Gosh, John Walker’s interview with Peter Molyneux makes for hard reading. It’s resulted in the usual outraged reaction from those gamers who get terrified of reading anything which isn’t a simple graphics/gameplay/replayability review with a percentage score. And, yes, Walker’s interview pulls no punches and its opening gambit is especially on the nose – but it’s also an astonishing, fascinating interview which gets to the heart of an issue that everybody else has danced around for about 10 years.
That aside, what really jumped out at me was Molyneux’s horribly miscalculated understanding of Kickstarter, and crowdfunding in general. His answers are full of generalisations such as “I think most people who do Kickstarter would agree with me here”, even while he’s demonstrating a lack of understanding of crowdfunding’s core.
Well, I think if you talk to anyone, and this is the advice I have given to people about Kickstarter, is to not ask for too much. You cannot unfortunately ask for the actual amount you need. Because you don’t really know. This is how I based my assumption of what money we needed.
It seems from conception, the Godus Kickstarter was designed all upside-down. The entire point of Kickstarter, and other fixed sum crowdfunding models, is that if you don’t get the money, you don’t do the thing (or, at least, you need to find another way). Molyneux sees this as a problem, and a waste of effort, and that you can’t risk the Kickstarter failing.
Really, it’s the other way around. If your Kickstarter fails, then it’s a good sign that the project isn’t worth pursuing in the first place (this is assuming that you handled the campaign correctly, of course). If you’re not able to get enough interest from enough people to fund the project, then don’t make the project. Sure, the campaign failed, but at least you found out there wasn’t enough interest in the project before you went and spent months/years working on it.
The problem is when you have established companies using Kickstarter. When it’s an individual floating an idea, if the campaign fails then they just carry on with the day job. But when a company does a Kickstarter, and is relying on its success to fund their next project, they’re putting their entire staff on the line. If the Kickstarter fails, then people lose their jobs. That’s what leads to Molyneux’s line of thought, whereby you game the system itself to ensure you get some money, even if you know it’s not an accurate amount.
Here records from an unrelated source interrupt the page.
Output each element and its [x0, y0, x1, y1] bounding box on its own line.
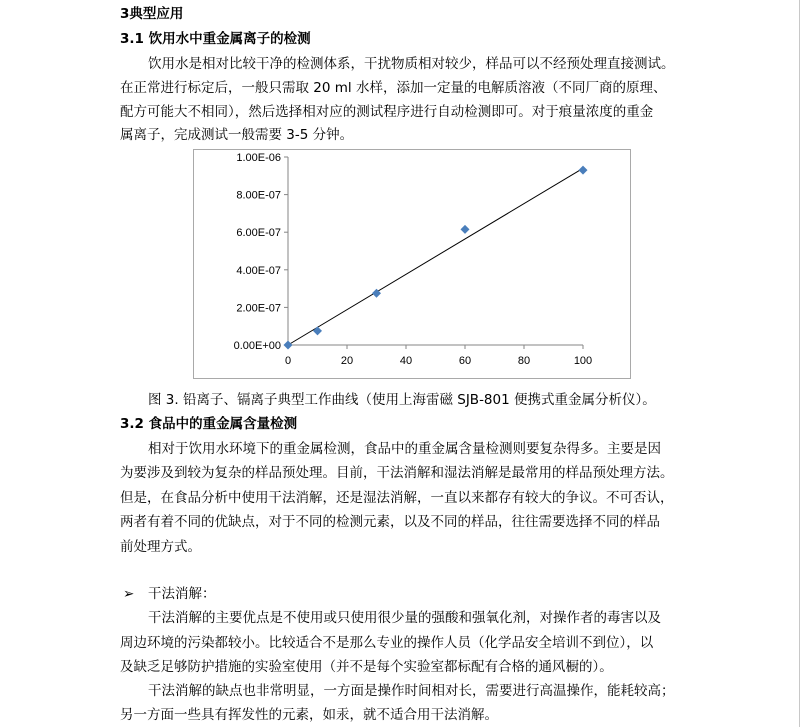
paragraph-line: 及缺乏足够防护措施的实验室使用（并不是每个实验室都标配有合格的通风橱的）。	[120, 659, 613, 675]
x-tick-label: 100	[573, 355, 593, 367]
paragraph-line: 饮用水是相对比较干净的检测体系，干扰物质相对较少，样品可以不经预处理直接测试。	[148, 56, 675, 72]
x-tick-label: 60	[458, 355, 472, 367]
paragraph-line: 干法消解的主要优点是不使用或只使用很少量的强酸和强氧化剂，对操作者的毒害以及	[148, 610, 661, 626]
x-tick-label: 0	[284, 355, 292, 367]
bullet-label: 干法消解：	[148, 586, 216, 602]
paragraph-line: 干法消解的缺点也非常明显，一方面是操作时间相对长，需要进行高温操作，能耗较高；	[148, 683, 675, 699]
x-tick-label: 80	[517, 355, 531, 367]
calibration-chart	[193, 149, 631, 379]
paragraph-line: 相对于饮用水环境下的重金属检测，食品中的重金属含量检测则要复杂得多。主要是因	[148, 441, 661, 457]
figure-caption: 图 3. 铅离子、镉离子典型工作曲线（使用上海雷磁 SJB-801 便携式重金属分析仪）。	[148, 392, 656, 408]
paragraph-line: 周边环境的污染都较小。比较适合不是那么专业的操作人员（化学品安全培训不到位），以	[120, 635, 654, 651]
bullet-arrow-icon: ➢	[123, 586, 135, 602]
data-point	[461, 225, 470, 234]
y-tick-label: 6.00E-07	[236, 227, 281, 240]
data-point	[284, 341, 293, 350]
paragraph-line: 两者有着不同的优缺点，对于不同的检测元素，以及不同的样品，往往需要选择不同的样品	[120, 514, 660, 530]
data-point	[579, 166, 588, 175]
y-tick-label: 8.00E-07	[236, 189, 281, 202]
x-tick-label: 40	[399, 355, 413, 367]
paragraph-line: 配方可能大不相同），然后选择相对应的测试程序进行自动检测即可。对于痕量浓度的重金	[120, 104, 654, 120]
paragraph-line: 在正常进行标定后，一般只需取 20 ml 水样，添加一定量的电解质溶液（不同厂商的原理、	[120, 80, 667, 96]
main-heading: 3典型应用	[120, 6, 184, 22]
chart-marks	[284, 166, 588, 350]
paragraph-line: 但是，在食品分析中使用干法消解，还是湿法消解，一直以来都存有较大的争议。不可否认，	[120, 490, 674, 506]
paragraph-line: 另一方面一些具有挥发性的元素，如汞，就不适合用干法消解。	[120, 707, 498, 723]
section-3-1-heading: 3.1 饮用水中重金属离子的检测	[120, 31, 311, 47]
section-3-2-heading: 3.2 食品中的重金属含量检测	[120, 416, 298, 432]
chart-tick-labels	[234, 152, 593, 367]
y-tick-label: 0.00E+00	[233, 340, 281, 352]
paragraph-line: 为要涉及到较为复杂的样品预处理。目前，干法消解和湿法消解是最常用的样品预处理方法。	[120, 465, 674, 481]
trendline	[288, 168, 583, 345]
y-tick-label: 2.00E-07	[236, 302, 281, 315]
y-tick-label: 4.00E-07	[236, 264, 281, 277]
page-right-border	[799, 0, 800, 727]
data-point	[313, 326, 322, 335]
paragraph-line: 前处理方式。	[120, 539, 201, 555]
paragraph-line: 属离子，完成测试一般需要 3-5 分钟。	[120, 127, 354, 143]
x-tick-label: 20	[340, 355, 354, 367]
y-tick-label: 1.00E-06	[236, 152, 281, 164]
chart-svg	[194, 150, 630, 378]
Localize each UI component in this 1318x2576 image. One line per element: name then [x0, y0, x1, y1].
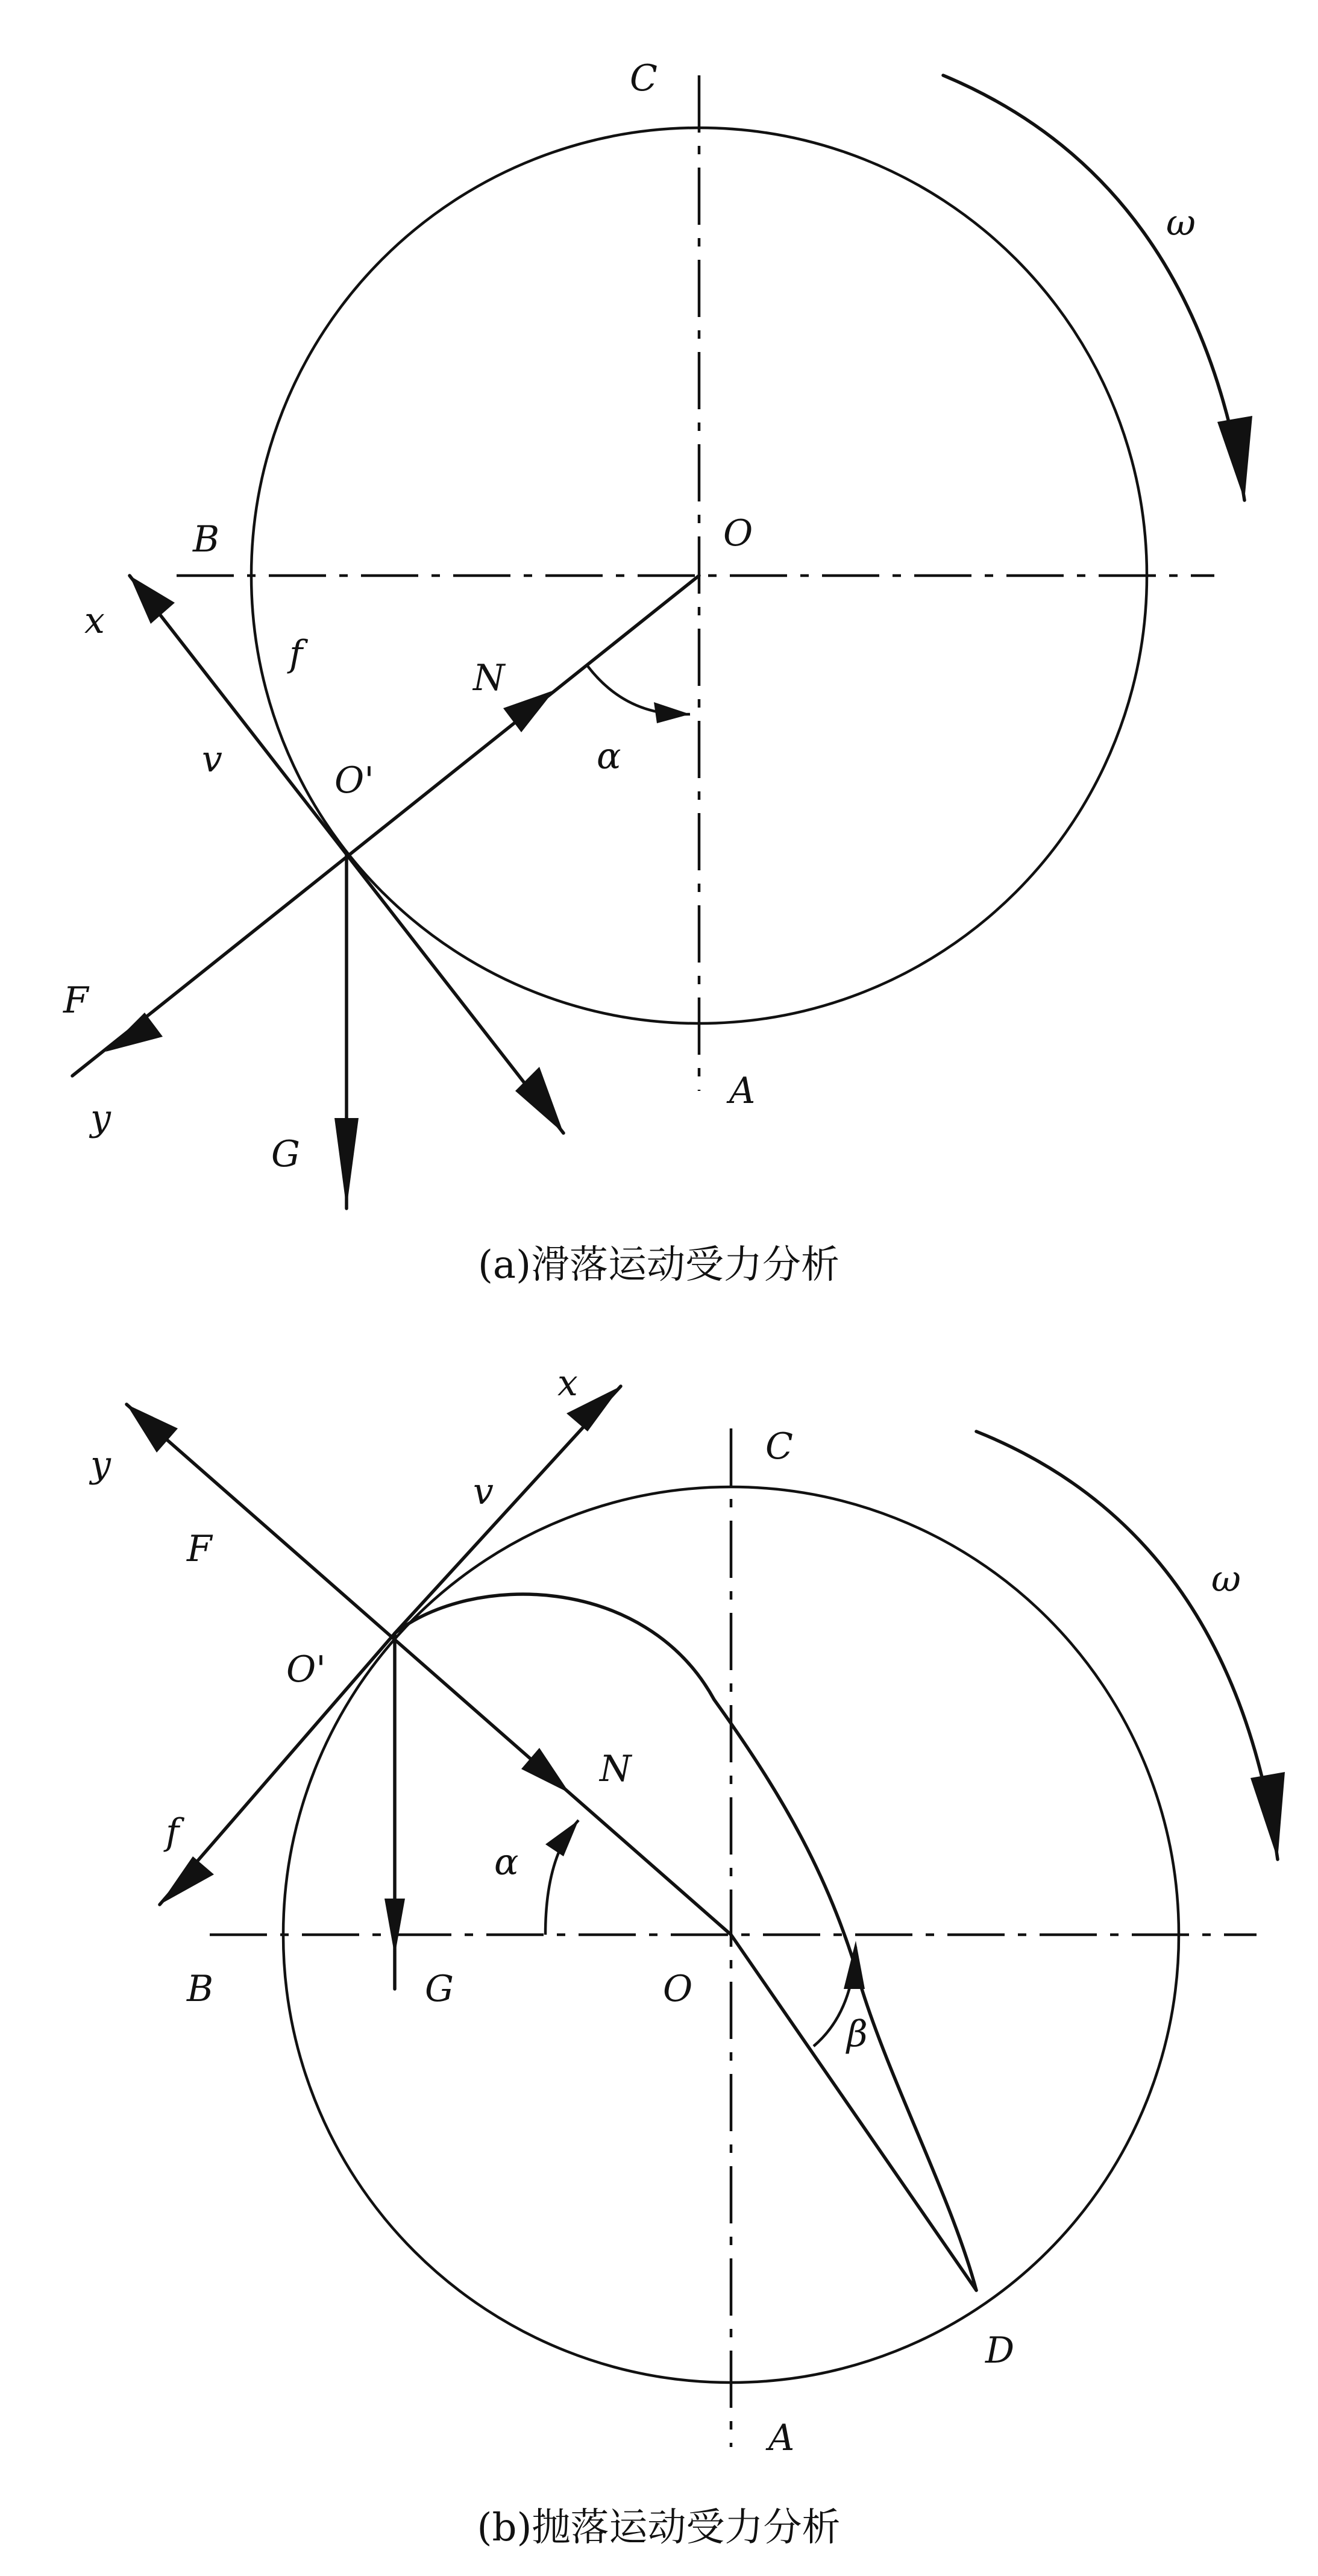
rotation-arrow-b [976, 1431, 1278, 1859]
y-arrowhead-b [127, 1404, 178, 1453]
label-b-a: B [193, 518, 220, 561]
label-alpha-b: α [494, 1841, 519, 1883]
label-omega-b: ω [1211, 1558, 1241, 1600]
label-o-b: O [663, 1968, 693, 2010]
label-f-force-a: F [63, 979, 89, 1022]
label-c-b: C [765, 1425, 793, 1468]
rotation-arrow-a [943, 75, 1244, 500]
x-arrowhead-a [130, 576, 175, 624]
alpha-arrowhead-a [654, 702, 690, 723]
label-y-b: y [90, 1444, 111, 1486]
alpha-arc-a [588, 666, 690, 714]
label-o-a: O [723, 512, 753, 554]
caption-b: (b)抛落运动受力分析 [477, 2505, 841, 2550]
label-a-b: A [768, 2417, 795, 2459]
label-v-b: v [473, 1471, 494, 1513]
label-y-a: y [90, 1097, 111, 1139]
label-a-a: A [729, 1070, 756, 1112]
label-b-b: B [187, 1968, 214, 2010]
y-line-b [127, 1404, 731, 1935]
diagram-b [89, 1362, 1285, 2550]
beta-arrowhead-b [844, 1941, 865, 1989]
tangent-arrowhead-a [515, 1067, 563, 1133]
trajectory-curve-b [395, 1594, 976, 2290]
diagram-a [63, 57, 1252, 1287]
gravity-arrowhead-a [334, 1118, 359, 1208]
caption-a: (a)滑落运动受力分析 [477, 1243, 840, 1287]
label-n-a: N [473, 657, 505, 699]
label-g-b: G [425, 1968, 454, 2010]
label-g-a: G [271, 1133, 300, 1175]
label-alpha-a: α [597, 735, 621, 778]
label-beta-b: β [847, 2013, 868, 2055]
n-line-a [72, 576, 699, 1076]
gravity-arrowhead-b [384, 1899, 405, 1956]
n-arrowhead-b [521, 1748, 570, 1793]
label-x-b: x [557, 1362, 578, 1404]
label-o-prime-b: O' [286, 1648, 326, 1691]
label-n-b: N [600, 1748, 632, 1790]
label-omega-a: ω [1166, 202, 1196, 244]
rotation-arrowhead-a [1217, 416, 1252, 500]
f-arrowhead-a [105, 1013, 163, 1052]
label-f-force-b: F [187, 1528, 212, 1570]
f-arrowhead-b [160, 1856, 214, 1905]
rotation-arrowhead-b [1251, 1772, 1285, 1859]
label-x-a: x [84, 600, 105, 642]
label-c-a: C [630, 57, 657, 99]
label-f-friction-a: f [289, 633, 303, 675]
label-o-prime-a: O' [334, 759, 374, 802]
label-d-b: D [985, 2329, 1015, 2372]
label-v-a: v [202, 738, 222, 781]
label-f-friction-b: f [166, 1811, 180, 1853]
alpha-arrowhead-b [545, 1820, 579, 1856]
That’s why you have to be very careful about what your Kickstarter is. When we designed the HitFilm for Mac Kickstarter, we knew from the start that we wouldn’t be able to fund the entire development via Kickstarter. But rather than pretending that was what we were doing, as seems to be the case with Godus, instead we were very up front about the whole thing: the Mac version was coming one way or another, but the point of the Kickstarter was to accelerate development by enabling us to pump more resources into it up front.
People responded to that and we ended up doubling our goal. Everyone knew what they were getting into. And the finished product was delivered precisely on time, with the other backer rewards coming in more-or-less on time.
The problem with Kickstarter is that if you get to day thirty and you don’t make your pledged amount, which we got to like three days before our cut off, before we hit our pledged amount, then you don’t get anything. Then all that work and all that effort and all that exposure and all the hangovers that Kickstarter have, the biggest one is that takes the fire out of any excitement you can generate in the press, has been used up and you haven’t got any money.
It’s the same thing with that second quote. If all the fire and excitement disappears out of your project, then take that as a signal that it’s probably not a project worth pursuing. Use Kickstarter as an interest barometer. If it fails, and if you’re sure you did the campaign right, then acknowledge that and move on. Don’t go all Canute and decide that you’re right and the world is wrong.